We can examine the relative variable importance in table and graph form, but without all the hard coding that we did in 04-decision-trees.Rmd. Random Forest estimates variable importance by separately examining each variable and estimating how much the model's accuracy drops when that variable's values are randomly shuffled (permuted). The shuffling temporarily removes any relationship between that covariate's value and the outcome. If a variable is important then the model's accuracy will suffer a large drop when it is randomly shuffled. But if the model's accuracy doesn't change it means the variable is not important to the model - e.g. maybe it was never even chosen as a split in any of the decision trees.
## Investigate Results
```{r rf_varimp_plot}
vip::vip(rf1) + theme_bw()
# Raw data
vip::vi(rf1)
# Unhashtag to see all variables - tibbles are silly!
# View(vip::vi(rf1))
```
Read up on the [gini coefficient](https://en.wikipedia.org/wiki/Gini_coefficient) here. It's basically a measure of diversity or dispersion - a higher gini means the model is classifying better. The gini version does not randomly shuffle the variable values.
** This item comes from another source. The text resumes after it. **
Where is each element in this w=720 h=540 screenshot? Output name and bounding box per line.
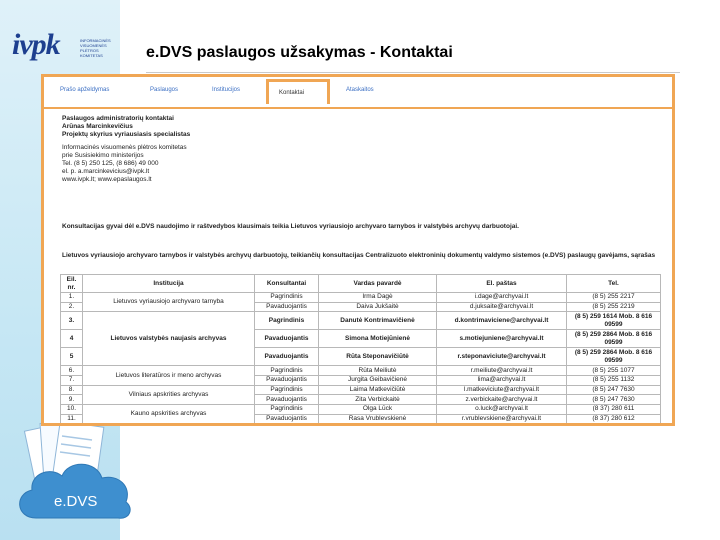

Now, the goal is to see how the model performs on the test dataset:
```{r}
# This will predict the outcome class.
predicted_label = as.integer(predict(rf1, data = test_x_class)$predictions[, 1] > 0.5)
str(predicted_label)
table(predicted_label, test_y_class)
```
Check the accuracy of the test set:
```{r prob_hist}
mean(predicted_label == test_y_class)
# We can also generated probability predictions, which are more granular.
predicted_prob = as.data.frame(predict(rf1, data = test_x_class)$predictions)
colnames(predicted_prob) = c("no", "yes")
summary(predicted_prob)
ggplot(predicted_prob, aes(x = yes)) +
geom_histogram() +
theme_minimal()
# TODO: add terminal node count in for ranger.
```
How did it do? Are the accuracies for the training and test sets similar?
## Challenge 3
Open Challenge 3 in the "Challenges" folder.